Cleaning up the code

That web application had been left in a sorry state. Despite storing classified military data, it was riddled with security issues. Its creator didn’t know about SQL injection. A thorough cleanup of the codebase didn’t only solve those problems. It also reduced its size by over 60%. Never has a code refactor been so thoroughly satisfying.

Automating the process

While refactoring the code, I became more familiar with the application and its purpose within the department.

Pratt & Whitney makes airplane parts. Precise work requires precise tools. Every 3-6 months, the tools had to be tested. If the test results were outside of a certain range, the tool had to be recalibrated. Our application listed tools that were due for testing, stored test results, and flagged tools that needed recalibration.
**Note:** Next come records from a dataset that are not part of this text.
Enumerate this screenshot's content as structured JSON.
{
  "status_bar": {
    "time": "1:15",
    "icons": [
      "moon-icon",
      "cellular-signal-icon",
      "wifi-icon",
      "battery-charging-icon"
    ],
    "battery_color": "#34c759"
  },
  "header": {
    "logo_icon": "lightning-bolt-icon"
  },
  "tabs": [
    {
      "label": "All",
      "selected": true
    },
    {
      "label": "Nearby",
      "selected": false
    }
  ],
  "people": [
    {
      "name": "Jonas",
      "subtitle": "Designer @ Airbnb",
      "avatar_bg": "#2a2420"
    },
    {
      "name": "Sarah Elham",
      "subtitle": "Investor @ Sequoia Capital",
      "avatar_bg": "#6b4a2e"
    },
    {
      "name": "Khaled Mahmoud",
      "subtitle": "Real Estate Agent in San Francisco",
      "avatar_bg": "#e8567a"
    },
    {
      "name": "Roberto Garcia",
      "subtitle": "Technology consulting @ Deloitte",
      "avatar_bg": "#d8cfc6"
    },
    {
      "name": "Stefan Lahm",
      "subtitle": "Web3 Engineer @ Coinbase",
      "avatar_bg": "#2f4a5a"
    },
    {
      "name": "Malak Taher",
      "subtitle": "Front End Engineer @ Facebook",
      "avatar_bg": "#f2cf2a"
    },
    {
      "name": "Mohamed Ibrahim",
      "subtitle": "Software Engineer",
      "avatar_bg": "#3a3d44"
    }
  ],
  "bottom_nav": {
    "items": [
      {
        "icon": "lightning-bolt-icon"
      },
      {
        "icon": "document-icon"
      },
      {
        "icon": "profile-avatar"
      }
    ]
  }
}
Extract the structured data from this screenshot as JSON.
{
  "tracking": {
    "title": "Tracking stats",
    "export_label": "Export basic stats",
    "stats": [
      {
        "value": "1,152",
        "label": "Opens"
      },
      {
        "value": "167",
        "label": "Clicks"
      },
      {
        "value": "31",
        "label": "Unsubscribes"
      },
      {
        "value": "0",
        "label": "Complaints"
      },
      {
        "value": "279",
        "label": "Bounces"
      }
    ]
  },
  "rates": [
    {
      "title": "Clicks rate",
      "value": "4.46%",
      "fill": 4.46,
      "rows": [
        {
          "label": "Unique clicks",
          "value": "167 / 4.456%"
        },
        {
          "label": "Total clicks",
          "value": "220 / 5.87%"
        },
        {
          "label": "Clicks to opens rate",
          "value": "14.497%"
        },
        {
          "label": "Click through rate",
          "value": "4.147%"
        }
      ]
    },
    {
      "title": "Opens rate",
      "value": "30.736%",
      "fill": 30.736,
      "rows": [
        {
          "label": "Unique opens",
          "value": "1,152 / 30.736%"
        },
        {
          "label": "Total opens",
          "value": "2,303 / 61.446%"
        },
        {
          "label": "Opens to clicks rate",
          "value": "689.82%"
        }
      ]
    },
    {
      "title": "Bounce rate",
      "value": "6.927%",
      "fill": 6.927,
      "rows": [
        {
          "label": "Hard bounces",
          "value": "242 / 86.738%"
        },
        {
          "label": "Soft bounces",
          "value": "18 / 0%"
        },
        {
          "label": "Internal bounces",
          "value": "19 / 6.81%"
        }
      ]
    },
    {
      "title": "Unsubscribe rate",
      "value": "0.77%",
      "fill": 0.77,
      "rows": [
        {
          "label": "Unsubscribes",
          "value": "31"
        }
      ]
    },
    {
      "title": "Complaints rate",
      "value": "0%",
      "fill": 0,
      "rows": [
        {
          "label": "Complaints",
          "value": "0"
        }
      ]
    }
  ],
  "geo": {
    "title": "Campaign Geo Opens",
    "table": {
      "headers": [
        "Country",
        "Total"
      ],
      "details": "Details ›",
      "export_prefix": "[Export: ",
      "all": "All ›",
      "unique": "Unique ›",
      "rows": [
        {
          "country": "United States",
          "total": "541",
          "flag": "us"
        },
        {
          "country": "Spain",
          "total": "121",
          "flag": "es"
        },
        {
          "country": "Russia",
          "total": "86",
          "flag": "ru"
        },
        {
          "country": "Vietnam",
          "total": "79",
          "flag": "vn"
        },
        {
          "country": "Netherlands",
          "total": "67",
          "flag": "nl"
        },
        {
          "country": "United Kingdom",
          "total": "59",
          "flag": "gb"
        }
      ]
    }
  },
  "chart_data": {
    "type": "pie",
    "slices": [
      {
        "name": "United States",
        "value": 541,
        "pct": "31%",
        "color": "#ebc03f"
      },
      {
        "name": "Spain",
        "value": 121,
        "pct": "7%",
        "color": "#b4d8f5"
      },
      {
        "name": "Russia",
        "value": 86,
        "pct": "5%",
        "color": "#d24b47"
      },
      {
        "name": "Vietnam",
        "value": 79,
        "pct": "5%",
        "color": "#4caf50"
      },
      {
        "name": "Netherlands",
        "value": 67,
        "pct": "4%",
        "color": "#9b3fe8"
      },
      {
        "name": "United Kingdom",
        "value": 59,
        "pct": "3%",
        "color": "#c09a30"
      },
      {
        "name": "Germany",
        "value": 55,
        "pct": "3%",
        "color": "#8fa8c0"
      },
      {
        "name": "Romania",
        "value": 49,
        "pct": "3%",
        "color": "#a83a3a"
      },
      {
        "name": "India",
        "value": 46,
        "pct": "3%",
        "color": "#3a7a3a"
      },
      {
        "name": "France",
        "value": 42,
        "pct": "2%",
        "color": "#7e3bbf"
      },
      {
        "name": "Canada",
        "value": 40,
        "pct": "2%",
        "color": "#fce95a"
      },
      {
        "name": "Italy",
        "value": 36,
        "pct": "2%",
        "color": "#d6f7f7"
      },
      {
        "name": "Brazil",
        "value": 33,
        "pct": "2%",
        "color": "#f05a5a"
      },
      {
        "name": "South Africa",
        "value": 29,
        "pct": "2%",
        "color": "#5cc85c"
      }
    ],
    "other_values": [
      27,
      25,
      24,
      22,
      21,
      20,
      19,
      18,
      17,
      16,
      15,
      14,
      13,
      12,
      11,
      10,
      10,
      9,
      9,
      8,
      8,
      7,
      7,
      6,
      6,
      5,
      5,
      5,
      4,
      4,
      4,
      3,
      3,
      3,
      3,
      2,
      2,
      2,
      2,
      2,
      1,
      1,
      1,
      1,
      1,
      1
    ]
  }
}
Here’s a summary of how it was done:

  1. A user exported tool data from an external system, opened it in excel, and filtered out some of the values.
  2. The user then fed that data to a statistical analysis tool. After some fiddling with the menus, it showed a graph and some values.
  3. The user put a screenshot of the graph in a PowerPoint template and saved a copy somewhere. Nobody knew why. It just had to be done.
  4. The user entered the values from the statistical analysis tool in the web application, which saved them in a database.
  5. Repeat a few hundred times per week.
  6. A manager could then look at those values, and list those that were flagged for recalibration.

This was a tedious data entry job. Each tool took roughly 10 minutes to process. Most of the work was done by a full time employee in India, but some parts contained sensitive military information. They had to be processed by an intern with the right clearance: me.

I quickly realised that I’d be doing this for roughly 5 hours a week. It was unbearably boring, but also very error-prone. Shuffling data around and pasting it in different places can easily cause data entry errors.

After asking around, I learned that this application was an exact copy of the paper forms it replaced. No one had considered that the new medium offered new possibilities. Automation, for instance.

Over a few weeks, I reduced the process to a few keypresses. It now looked like this:

  1. User enters a part number.
  2. The application fetches the data from the external system, transforms it, performs statistical analysis on it, generates and saves a graph, saves the results, and shows the values to the user.
  3. The user approves the results.
  4. A manager can then look at those values, and list those that were flagged for recalibration.

Instead of spending 10 minutes per part, I now spent 15 seconds.

In reality, no human intervention was necessary. The data from the automated process wasn’t tainted by the possibility of human error. If any error was found in the application’s code, it could be fixed, and the last few years of test data could be reprocessed in an hour. Unfortunately, I couldn’t get this approved before the end of my internship.